Vitamin E and Growth

Abstract
Rats were fed a synthetic diet, entirely free from vitamin E, containing extracted casein and yeast, sucrose, distilled ethyl esters of the fatty acids of hydrogenated cottonseed oil, carotene, calciferol and a salt mixture. The adolescent growth rate of the animals was approximately equal to that shown by animals receiving, in addition, highly purified concentrates of vitamin E in amounts adequate to produce fertility. This was also demonstrated by second generation animals which had never received vitamin E. From the age of 2 months onward the male animals receiving vitamin E surpassed the controls in weight, and when they were sacrificed at 5 months of age they weighed approximately 10% more than the controls.

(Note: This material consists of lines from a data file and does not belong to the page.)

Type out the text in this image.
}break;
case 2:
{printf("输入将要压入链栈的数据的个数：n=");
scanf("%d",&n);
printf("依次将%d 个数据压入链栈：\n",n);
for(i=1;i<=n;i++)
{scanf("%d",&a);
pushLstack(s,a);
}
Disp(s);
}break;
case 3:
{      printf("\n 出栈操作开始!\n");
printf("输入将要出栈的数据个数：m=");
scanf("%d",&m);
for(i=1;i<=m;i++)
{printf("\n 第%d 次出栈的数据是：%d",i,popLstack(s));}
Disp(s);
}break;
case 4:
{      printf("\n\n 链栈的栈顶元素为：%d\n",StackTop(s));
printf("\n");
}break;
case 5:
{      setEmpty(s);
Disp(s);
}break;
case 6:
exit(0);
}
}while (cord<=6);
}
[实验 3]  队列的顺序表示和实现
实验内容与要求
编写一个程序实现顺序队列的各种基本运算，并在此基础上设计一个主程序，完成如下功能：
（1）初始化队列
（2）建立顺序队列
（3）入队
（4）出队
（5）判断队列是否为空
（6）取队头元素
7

There were no differences in the female animals at the age of 3 to 4 months. The effectiveness of the vitamin E supplements was confirmed by the reproductive performance of the female animals and, in the case of the males, by the weight and histology of the testes. Early growth in both sexes was accelerated by the inclusion of lard in vitamin E-deficient diets. An uncomplicated vitamin E deficiency is not the cause of the early decline in growth rate and the appearance of serious malnutrition and paralysis recently observed by Blumberg and Ringsted; normal early growth is not dependent on the presence of vitamin E.